Die Ökonomik muss nicht dogmatisch sein es gibt viele alternative Ansätze, die nur zu wenig beachtet werden.

 

Wenn ich mich als Laie mit den Wirtschaftswissenschaften auseinandersetze, dann habe ich immer recht schnell ein ungutes Gefühl: Auf den ersten zehn Seiten der Einführung in die Volkswirtschaftslehre denke ich mir bei jedem zweiten Satz: “Ja, aber das kann man doch so nicht stehen lassen” oder “diese Annahme ist doch totaler Käse”. Aber es funktioniert eben. Angeblich. Deswegen kann man das dann ruhig so lassen.

Denn die heutige neoklassische Wirtschaftswissenschaft basiert in erster Linie auf Gleichgewichten und mathematischen Modellen. Die Suche nach der besten Allokation und dem damit verbundenen Wohlstand gleicht längst mehr dem Mathematikstudium als dem der Geisteswissenschaften, denen die Ökonomie einmal entsprungen ist. Die Nachbarwissenschaften, darunter die Soziologie, kritisiert die Ökonomie und den Wahrheitsanspruch des ökonomischen Menschenbilds, des Homo Oeconomicus, seit Jahren ohne Erfolg.

 

Sozial-Sein ist ausgeschlossen

Das Menschenbild des Homo Oeconomicus besagt, dass Menschen egoistische Nutzenmaximierer sind.

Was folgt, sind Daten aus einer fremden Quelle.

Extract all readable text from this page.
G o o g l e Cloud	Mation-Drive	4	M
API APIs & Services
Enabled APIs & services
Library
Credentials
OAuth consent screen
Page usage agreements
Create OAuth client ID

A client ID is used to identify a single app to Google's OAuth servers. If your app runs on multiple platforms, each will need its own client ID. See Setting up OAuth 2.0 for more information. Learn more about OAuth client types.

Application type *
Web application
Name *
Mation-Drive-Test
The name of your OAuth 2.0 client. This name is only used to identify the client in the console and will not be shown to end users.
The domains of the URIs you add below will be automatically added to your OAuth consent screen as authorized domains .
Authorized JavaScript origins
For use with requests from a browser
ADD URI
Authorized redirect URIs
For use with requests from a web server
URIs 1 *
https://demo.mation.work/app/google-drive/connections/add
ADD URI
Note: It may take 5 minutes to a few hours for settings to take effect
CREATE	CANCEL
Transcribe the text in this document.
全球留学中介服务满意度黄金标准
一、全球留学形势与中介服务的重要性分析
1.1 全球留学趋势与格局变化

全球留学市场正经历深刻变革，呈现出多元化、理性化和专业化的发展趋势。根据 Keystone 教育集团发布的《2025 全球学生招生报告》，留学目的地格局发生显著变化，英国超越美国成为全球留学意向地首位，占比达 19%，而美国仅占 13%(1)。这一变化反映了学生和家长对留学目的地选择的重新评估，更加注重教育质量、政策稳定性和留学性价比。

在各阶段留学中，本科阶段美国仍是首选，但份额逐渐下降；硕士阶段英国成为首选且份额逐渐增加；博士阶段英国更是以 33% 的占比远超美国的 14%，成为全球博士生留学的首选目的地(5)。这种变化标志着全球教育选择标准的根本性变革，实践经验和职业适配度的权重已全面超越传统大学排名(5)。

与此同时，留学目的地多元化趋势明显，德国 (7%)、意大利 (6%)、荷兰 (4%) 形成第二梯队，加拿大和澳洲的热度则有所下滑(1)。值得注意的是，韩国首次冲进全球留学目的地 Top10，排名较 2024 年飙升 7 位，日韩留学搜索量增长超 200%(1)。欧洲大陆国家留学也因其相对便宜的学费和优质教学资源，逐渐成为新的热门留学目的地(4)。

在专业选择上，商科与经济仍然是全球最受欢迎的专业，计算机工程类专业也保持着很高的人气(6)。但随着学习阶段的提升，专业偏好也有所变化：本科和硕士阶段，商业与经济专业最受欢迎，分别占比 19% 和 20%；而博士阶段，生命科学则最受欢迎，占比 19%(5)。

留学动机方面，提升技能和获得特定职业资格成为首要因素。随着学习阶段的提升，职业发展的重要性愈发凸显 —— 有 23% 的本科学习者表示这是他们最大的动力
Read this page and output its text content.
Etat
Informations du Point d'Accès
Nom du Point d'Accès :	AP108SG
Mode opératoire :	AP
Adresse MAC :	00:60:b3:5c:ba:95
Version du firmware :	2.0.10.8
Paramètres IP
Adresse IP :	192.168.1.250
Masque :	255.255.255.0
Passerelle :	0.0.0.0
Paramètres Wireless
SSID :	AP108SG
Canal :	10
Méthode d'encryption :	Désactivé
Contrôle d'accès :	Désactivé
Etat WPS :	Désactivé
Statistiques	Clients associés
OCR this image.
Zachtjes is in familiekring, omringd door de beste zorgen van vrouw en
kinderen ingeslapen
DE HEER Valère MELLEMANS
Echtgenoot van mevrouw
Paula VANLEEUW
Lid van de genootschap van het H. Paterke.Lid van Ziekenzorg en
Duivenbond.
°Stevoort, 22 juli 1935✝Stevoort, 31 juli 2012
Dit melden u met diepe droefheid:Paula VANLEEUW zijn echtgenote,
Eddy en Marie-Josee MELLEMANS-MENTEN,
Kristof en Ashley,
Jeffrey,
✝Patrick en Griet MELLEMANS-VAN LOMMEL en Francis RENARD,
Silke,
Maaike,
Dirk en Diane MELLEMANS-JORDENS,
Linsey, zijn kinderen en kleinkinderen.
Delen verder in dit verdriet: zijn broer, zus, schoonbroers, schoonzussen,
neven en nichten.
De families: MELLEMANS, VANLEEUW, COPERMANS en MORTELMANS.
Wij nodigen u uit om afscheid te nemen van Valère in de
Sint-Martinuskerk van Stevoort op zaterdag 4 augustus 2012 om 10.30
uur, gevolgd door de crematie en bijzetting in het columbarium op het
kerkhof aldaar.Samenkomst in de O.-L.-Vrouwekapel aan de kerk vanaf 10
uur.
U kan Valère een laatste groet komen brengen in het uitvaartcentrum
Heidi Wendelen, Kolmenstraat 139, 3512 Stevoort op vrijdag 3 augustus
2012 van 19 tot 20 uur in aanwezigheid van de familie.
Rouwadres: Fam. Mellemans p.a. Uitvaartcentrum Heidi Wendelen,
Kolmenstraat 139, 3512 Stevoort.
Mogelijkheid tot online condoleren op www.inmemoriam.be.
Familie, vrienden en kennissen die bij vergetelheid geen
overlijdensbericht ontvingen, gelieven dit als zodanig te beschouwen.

Sie sind demnach lediglich an dem Erreichen eines subjektiv beigemessenen Nutzen interessiert, der sich in der Regel durch Geld als allgemeines Äquivalent ausdrücken lässt. Für seine Mitmenschen interessiert sich der Homo Oeconomicus kaum, außer wenn es um Tauschbeziehungen geht und so eigene Bedürfnisse gestillt werden können. Empirische Erhebungen allerdings zeigen, dass der Mensch mitnichten so einfach gestrickt ist, wie die Ökonomie das für ihre Modelle gerne annimmt. Menschen sind höchst soziale Wesen, interagieren und bewegen sich im sozialen Umfeld, ohne in jedem Fall eine Kosten-Nutzen-Kalkulation im Hinterkopf mitlaufen zu lassen. Nächstenliebe, Hilfsbereitschaft und Empathie allgemein finden im Homo Oeconomicus überhaupt keinen Platz.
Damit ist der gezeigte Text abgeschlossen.